PK 11195 pretreatment reduces the seizure threshold elevation induced by midazolam. PK11195 (15 mg·kg⁻¹, i.p.) was administered 30 min before the treatment with midazolam (500 µg·kg⁻¹, i.p.) or vehicle; 15 min after the second pretreatment, all animals were infused with PTZ. Bars indicate mean ± SEM of fractional threshold change values for tonic extension from 6–12 mice normalized with respect to the mean threshold value in the vehicle only control group (same as Figure 4). *P < 0.001, significantly different from vehicle only control group; •P < 0.001, significantly different from midazolam only group; one-way anova followed by Tukey's test.

Figure 6

Finasteride (upper panel) but not PK 11195 (lower panel) pretreatment reduces the seizure threshold elevation induced by clonazepam. Finasteride (100 mg·kg⁻¹, i.p.) or vehicle was administered 5 min before the treatment with clonazepam (100 µg·kg⁻¹, i.p.) or vehicle; 15 min after the second pretreatment, all animals were infused with PTZ. In the absence of finasteride, clonazepam caused a 2.8-fold increase in threshold (P < 0.001). Finasteride did not reduce the threshold significantly in the absence of midazolam (NS) but did reduce the threshold with clonazepam pretreatment (P < 0.001).

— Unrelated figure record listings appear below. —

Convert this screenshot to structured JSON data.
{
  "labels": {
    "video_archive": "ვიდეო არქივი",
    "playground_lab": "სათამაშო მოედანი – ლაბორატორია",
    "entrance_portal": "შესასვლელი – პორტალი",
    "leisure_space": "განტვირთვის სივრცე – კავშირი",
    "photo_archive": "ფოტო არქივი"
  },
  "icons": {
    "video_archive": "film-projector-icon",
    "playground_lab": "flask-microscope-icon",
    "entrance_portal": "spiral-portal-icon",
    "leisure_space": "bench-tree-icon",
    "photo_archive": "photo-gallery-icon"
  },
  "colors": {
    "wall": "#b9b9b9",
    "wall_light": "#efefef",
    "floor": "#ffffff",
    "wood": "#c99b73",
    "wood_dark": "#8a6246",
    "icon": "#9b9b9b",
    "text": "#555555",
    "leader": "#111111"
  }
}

PK11195 (15 mg·kg⁻¹, i.p.) was administered 30 min before the treatment with clonazepam or vehicle; 15 min after the second pretreatment, all animals were infused with PTZ. Bars indicate mean ± SEM of fractional threshold change values for tonic extension from 6–13 mice normalized with respect to the mean threshold value in the vehicle only control group, which was 46.9 ± 3.6 mg·kg⁻¹ in the experiment with finasteride and 51.9 ± 2.7 mg·kg⁻¹ in the experiment with PK 11195. *P < 0.001, significantly different from vehicle only control group; •P < 0.001, significantly different from clonazepam only group; one-way anova followed by Tukey's test.